Il aurait aimé avoir la Trompe de Shambarimen, d’Ilmarwolkin comme on l’appelait parfois. Lorsque l’on tirait une suite de notes correspondant au point de l’appartenance de n’importe quel univers, ce point devenait une « porte » reliant deux univers entre eux. La Trompe pouvait également servir de moyen d’accès à des points différents de la planète. On pouvait par conséquent se passer d’assortir les croissants qui permettaient l’accès aux « portes ». Mais Anania n’avait pas vu la Trompe. Il est probable que Wolff, où qu’il fût allé, l’avait emportée avec lui.
Les jours et les nuits qui suivirent furent passablement inconfortables. Ils marchaient tous deux de long en large sur la corniche afin de se procurer un peu d’exercice, et ils déliaient parfois Petotoc pour le laisser assouplir ses muscles en marchant, tandis que Kickaha le tenait par une longue corde dont l’extrémité était nouée autour de son cou. Ils dormaient d’un sommeil agité. Bien qu’ils eussent décidé de ne laisser brûler la lampe que de temps en temps afin d’économiser le combustible, ils la laissaient allumée presque en permanence.

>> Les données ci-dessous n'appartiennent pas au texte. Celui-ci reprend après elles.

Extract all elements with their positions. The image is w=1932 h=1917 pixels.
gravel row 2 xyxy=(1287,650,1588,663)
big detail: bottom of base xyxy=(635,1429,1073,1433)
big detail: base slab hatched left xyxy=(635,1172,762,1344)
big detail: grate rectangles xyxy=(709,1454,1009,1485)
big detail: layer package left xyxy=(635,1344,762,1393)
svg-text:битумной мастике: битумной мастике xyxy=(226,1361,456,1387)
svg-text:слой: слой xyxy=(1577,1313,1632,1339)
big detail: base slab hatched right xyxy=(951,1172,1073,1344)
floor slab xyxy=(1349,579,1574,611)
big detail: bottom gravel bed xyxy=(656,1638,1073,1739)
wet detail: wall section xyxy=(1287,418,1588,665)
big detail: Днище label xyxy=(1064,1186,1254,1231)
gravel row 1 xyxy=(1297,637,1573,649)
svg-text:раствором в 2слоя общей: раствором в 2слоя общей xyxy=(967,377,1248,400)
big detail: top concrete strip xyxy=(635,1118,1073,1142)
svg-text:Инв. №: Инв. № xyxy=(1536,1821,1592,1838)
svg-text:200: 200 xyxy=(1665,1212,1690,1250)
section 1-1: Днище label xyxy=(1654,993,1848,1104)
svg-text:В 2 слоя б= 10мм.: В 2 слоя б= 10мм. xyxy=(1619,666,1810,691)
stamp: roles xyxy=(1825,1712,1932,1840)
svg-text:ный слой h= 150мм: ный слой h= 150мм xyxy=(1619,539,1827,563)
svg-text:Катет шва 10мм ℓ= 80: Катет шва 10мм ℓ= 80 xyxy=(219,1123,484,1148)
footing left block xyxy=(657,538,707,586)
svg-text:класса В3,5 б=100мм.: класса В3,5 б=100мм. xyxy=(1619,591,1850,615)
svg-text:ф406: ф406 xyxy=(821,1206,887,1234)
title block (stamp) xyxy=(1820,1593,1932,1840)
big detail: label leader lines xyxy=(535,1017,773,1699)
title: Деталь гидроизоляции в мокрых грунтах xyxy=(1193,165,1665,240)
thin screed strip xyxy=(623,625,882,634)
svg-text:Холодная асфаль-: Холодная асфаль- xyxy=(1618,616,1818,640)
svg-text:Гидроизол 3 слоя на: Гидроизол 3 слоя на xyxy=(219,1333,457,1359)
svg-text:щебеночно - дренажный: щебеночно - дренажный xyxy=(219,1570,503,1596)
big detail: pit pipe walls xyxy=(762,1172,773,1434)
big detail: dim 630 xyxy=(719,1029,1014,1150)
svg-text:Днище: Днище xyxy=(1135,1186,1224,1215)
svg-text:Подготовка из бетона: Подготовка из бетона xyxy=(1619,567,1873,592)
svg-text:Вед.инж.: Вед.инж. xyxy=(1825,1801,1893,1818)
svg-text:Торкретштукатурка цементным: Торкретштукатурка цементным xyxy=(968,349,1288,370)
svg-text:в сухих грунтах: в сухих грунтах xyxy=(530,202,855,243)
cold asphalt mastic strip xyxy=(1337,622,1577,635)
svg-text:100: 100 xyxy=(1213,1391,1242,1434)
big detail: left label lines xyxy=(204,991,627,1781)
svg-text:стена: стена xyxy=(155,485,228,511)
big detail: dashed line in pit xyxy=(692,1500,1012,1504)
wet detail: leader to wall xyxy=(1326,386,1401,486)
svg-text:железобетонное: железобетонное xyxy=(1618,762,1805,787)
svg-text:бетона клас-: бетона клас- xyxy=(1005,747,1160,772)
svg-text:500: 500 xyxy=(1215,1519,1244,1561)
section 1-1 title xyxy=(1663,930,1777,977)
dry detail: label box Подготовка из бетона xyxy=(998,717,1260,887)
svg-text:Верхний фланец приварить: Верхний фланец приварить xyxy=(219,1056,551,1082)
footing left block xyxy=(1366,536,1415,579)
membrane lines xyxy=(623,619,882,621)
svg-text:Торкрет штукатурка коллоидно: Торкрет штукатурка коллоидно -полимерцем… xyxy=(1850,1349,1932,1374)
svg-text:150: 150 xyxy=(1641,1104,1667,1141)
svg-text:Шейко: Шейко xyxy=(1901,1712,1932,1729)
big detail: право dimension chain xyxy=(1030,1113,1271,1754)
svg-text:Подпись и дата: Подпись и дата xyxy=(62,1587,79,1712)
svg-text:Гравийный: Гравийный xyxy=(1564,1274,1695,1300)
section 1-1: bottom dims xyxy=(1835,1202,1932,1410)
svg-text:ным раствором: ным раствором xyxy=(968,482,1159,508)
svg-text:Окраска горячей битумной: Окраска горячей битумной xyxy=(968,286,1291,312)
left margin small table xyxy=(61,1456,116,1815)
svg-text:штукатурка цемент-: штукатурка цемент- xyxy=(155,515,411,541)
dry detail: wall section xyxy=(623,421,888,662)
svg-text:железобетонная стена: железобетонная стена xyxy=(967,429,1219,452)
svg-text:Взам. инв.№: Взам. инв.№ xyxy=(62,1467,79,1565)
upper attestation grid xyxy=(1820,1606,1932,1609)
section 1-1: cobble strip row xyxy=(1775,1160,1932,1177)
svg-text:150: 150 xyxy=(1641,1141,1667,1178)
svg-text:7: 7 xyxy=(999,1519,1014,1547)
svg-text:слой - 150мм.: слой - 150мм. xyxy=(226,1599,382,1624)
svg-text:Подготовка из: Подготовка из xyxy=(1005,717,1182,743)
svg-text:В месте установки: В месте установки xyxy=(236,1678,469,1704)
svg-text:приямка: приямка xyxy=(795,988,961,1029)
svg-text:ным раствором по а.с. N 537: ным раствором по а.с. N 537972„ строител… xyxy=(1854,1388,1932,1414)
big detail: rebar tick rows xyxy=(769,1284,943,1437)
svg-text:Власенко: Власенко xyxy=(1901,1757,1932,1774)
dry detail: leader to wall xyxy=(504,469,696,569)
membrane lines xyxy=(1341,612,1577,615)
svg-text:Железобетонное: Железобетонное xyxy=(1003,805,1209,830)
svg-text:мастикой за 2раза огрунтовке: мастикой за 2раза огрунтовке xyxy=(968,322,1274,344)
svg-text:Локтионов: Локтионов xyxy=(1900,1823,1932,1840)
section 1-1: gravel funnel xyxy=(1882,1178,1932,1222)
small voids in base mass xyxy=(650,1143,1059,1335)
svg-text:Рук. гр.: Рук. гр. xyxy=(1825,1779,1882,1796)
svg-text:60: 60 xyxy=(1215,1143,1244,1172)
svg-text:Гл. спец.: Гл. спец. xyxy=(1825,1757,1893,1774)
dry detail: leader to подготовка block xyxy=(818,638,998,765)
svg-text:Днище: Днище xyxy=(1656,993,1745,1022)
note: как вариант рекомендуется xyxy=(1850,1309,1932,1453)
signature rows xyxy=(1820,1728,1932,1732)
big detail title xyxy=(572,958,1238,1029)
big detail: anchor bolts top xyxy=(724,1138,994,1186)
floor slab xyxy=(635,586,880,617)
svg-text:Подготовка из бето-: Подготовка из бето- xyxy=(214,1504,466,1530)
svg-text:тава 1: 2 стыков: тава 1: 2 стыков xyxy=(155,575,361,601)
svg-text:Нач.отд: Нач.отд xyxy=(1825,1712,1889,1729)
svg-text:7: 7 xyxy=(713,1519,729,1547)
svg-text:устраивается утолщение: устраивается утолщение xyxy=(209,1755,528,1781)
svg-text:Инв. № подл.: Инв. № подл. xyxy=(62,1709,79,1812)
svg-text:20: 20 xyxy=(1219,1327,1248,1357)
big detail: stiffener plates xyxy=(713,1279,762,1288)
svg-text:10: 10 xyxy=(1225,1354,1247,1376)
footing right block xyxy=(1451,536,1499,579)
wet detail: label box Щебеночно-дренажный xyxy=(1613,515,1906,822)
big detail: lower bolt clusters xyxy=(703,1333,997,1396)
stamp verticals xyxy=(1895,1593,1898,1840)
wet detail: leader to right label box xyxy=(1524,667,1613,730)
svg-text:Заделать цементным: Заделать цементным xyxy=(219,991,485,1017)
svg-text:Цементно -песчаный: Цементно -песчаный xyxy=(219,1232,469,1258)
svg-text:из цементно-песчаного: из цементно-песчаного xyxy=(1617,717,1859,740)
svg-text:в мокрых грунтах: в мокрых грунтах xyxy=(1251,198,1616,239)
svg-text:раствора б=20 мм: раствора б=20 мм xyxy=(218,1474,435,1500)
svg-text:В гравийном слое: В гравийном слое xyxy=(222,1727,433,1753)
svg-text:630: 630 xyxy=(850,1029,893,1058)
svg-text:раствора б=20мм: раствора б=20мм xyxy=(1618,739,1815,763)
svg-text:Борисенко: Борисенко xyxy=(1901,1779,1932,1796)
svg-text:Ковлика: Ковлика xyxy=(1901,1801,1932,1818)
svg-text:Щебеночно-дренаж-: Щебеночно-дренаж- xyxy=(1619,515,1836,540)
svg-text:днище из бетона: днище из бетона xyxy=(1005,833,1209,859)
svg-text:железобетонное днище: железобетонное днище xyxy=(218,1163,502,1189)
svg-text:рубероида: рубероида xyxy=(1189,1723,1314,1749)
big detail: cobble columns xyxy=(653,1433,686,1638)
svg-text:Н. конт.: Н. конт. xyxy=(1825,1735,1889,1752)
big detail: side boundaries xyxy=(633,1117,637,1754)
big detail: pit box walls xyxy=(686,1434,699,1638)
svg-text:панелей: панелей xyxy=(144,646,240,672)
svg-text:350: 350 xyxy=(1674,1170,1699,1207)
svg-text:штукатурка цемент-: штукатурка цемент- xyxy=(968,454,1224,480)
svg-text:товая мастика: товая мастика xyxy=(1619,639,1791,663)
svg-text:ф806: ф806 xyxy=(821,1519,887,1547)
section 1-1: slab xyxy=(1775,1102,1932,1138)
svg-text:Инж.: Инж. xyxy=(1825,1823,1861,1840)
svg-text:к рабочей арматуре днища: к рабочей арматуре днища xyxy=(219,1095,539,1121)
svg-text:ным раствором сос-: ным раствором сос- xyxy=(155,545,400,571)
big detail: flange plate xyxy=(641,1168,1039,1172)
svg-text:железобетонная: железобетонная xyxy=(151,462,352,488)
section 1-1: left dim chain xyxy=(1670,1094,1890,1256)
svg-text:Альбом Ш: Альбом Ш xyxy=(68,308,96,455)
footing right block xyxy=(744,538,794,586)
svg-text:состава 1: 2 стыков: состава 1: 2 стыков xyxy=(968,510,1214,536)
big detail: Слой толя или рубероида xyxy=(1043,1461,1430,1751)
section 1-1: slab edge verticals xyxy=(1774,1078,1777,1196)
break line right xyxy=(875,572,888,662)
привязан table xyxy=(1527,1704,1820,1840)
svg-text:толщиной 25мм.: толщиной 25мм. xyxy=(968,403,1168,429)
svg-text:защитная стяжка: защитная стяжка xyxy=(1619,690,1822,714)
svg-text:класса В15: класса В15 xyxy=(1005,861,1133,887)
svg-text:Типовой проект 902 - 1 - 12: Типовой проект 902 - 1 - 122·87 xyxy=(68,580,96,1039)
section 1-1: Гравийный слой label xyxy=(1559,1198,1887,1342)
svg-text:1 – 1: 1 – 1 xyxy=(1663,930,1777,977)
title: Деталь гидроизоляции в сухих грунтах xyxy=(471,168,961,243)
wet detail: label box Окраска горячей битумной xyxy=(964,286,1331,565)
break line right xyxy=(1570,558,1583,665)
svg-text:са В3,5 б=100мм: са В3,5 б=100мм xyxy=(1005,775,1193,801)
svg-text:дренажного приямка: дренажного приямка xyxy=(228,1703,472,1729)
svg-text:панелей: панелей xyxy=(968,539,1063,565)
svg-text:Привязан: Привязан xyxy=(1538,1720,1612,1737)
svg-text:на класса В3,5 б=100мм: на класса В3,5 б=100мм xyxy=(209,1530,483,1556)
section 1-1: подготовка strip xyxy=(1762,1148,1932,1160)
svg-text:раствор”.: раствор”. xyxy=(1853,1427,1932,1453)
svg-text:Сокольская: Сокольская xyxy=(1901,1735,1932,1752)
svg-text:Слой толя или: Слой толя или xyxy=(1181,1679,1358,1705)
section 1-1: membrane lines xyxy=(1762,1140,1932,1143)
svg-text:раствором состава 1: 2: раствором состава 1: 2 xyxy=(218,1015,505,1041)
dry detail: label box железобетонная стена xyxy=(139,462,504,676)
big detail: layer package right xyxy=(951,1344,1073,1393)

Le troisième jour, un certain nombre d’hommes montèrent à bord du navire. L’ancre fut levée et les avirons battirent l’eau. Il était probable que l’on conduisait le bateau aux docks. Il y eut un choc contre un quai et, à travers les cloisons, ils entendirent le bruit provoqué par l’embarquement des marchandises. Ce bruit dura quarante-huit heures sans interruption. Puis le navire quitta le dock et, au rythme du marteau du chef de nage, les rameurs se remirent à manœuvrer les avirons en cadence. Ce bruit monotone allait se faire entendre sans discontinuer pendant plusieurs jours et plusieurs nuits.